On MSNBC's Imus in the Morning, Jay Severin, a former “cast member” of MSNBC's The Situation with Tucker Carlson, said that “the only meaningful gesture” Americans could make toward befriending Arab countries would be to “cut off our own heads right now as a gesture of good faith.”
Severin's goodwill gesture to Arab countries: “cut off our own heads”
Written by Ben Armbruster
Published
During the March 1 broadcast of MSNBC's Imus in the Morning, host Don Imus questioned Jay Severin -- a Boston radio talk show host who used to be “a permanent cast member” of MSNBC's The Situation with Tucker Carlson -- on whether the United States should try to befriend Arab countries, such as the United Arab Emirates (UAE). Imus was referring to the port deal involving a company owned by the government of Dubai -- a member state of the UAE. Severin replied that “the only meaningful gesture” Americans could make in that regard would be to “cut off our own heads right now as a gesture of good faith.”

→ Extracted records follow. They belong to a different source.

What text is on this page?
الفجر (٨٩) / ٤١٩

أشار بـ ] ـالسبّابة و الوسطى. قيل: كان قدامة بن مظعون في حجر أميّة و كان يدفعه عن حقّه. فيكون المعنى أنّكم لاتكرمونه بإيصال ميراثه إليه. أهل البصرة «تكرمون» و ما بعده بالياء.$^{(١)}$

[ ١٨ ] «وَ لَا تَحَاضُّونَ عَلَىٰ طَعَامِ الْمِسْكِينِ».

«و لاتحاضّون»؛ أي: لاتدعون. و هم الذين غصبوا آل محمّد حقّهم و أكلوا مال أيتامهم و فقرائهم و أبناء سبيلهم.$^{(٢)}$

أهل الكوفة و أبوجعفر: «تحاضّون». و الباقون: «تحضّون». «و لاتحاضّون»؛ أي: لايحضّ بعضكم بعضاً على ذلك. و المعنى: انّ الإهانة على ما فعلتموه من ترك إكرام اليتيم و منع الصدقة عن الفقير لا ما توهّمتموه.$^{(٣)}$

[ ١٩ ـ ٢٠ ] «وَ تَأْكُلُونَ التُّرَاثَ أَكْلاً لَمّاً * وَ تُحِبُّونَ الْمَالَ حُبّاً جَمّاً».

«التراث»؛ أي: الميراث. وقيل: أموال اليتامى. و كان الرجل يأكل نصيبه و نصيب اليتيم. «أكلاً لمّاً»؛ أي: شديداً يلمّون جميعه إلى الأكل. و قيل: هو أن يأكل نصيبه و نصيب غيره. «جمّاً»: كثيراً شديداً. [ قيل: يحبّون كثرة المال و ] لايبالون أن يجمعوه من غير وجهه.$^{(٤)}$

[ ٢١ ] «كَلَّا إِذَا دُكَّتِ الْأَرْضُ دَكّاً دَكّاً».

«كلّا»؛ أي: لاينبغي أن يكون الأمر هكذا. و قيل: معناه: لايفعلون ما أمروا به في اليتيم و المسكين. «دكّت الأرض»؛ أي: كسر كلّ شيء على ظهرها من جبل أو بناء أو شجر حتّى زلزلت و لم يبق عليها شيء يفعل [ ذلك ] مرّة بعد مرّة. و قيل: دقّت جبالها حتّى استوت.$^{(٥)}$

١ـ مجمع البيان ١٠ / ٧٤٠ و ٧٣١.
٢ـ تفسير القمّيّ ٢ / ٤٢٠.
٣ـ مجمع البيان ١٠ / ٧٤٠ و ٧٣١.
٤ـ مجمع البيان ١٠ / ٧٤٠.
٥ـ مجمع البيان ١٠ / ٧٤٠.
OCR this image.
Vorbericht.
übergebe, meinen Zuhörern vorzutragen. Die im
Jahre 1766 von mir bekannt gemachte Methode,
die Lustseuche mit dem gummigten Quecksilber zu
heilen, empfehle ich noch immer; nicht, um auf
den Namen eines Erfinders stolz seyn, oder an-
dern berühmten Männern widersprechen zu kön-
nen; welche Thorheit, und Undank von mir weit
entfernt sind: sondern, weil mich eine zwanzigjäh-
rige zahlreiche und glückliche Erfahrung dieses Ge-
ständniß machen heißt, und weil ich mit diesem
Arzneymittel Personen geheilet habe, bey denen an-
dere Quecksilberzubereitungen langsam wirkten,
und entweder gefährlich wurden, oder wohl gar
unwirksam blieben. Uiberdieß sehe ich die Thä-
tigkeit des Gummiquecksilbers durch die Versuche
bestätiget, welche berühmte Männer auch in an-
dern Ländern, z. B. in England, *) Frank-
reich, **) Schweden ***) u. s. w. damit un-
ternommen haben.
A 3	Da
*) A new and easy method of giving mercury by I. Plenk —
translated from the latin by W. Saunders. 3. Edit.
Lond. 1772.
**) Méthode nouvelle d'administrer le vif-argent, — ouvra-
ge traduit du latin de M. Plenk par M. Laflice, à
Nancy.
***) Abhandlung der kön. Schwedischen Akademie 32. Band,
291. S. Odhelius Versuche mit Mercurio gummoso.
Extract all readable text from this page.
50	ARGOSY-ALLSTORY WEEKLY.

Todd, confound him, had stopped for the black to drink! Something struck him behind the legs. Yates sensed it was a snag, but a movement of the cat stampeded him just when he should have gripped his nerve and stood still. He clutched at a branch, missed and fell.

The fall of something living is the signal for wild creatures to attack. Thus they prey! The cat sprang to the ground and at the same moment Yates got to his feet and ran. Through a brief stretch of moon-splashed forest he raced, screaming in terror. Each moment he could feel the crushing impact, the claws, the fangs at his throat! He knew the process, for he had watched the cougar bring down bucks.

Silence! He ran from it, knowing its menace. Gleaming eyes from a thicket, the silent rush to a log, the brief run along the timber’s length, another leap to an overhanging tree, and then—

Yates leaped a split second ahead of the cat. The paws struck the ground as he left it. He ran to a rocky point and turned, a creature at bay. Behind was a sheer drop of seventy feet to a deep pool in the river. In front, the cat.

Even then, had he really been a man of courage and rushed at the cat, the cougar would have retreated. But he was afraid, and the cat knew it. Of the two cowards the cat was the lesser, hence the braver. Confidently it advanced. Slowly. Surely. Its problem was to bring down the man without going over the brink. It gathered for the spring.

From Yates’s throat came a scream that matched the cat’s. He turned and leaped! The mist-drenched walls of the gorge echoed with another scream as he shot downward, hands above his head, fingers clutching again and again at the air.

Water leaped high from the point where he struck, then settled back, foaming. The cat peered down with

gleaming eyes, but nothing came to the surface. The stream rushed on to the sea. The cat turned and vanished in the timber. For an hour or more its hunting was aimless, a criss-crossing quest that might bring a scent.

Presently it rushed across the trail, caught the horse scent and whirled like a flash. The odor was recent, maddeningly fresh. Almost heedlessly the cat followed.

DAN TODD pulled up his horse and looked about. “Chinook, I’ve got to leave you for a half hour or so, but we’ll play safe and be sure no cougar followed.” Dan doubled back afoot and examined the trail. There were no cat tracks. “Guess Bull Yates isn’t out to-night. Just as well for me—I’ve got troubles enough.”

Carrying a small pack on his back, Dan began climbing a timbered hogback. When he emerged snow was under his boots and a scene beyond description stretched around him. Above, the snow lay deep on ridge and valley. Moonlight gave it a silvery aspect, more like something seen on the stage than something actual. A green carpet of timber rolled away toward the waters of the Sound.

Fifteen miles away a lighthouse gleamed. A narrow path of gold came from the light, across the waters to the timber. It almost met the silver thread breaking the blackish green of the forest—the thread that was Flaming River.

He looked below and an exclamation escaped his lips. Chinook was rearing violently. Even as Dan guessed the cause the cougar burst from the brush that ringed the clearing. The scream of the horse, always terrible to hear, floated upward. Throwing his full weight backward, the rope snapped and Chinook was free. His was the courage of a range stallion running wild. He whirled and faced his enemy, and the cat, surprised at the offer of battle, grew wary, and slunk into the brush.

Severin, a former longtime Republican political consultant, who has worked for the presidential campaigns of George H.W. Bush and Pat Buchanan, has a history of making controversial comments, including a suggestion on how to deal with Muslims in the United States: “I think we should kill them.” Media Matters for America has documented several of Severin's controversial statements.
Referring to the current debate over the port deal, Imus asked Severin: "[S]houldn't our goal be, though, or argue some and maybe even me, to try to make friends with some of these Arab countries and the UAB (sic)?" Severin replied: “I think the only meaningful gesture we might make to them in that regard would be to cut off our own heads right now as a gesture of good faith. Maybe, they would regard that as an act of friendship.”
From the March 1 broadcast of MSNBC's Imus in the Morning:
IMUS: Looking at the next -- oh, I don't know, say, 1,000 years -- wouldn't -- shouldn't our goal be, though, or argue some and maybe even me, to try to make friends with some of these Arab countries and the UAB (sic), while they were fairly creepy before September 11th, have been a fairly good ally since then.
SEVERIN: Well, when I think about --
IMUS: Is there any merit to that argument?
SEVERIN: Well, I guess it depends. If you think about the nature of the religious fervor that guides and drives them, I think the only meaningful gesture we might make to them in that regard would be to cut off our own heads right now as a gesture of good faith. Maybe, they would regard that as an act of friendship.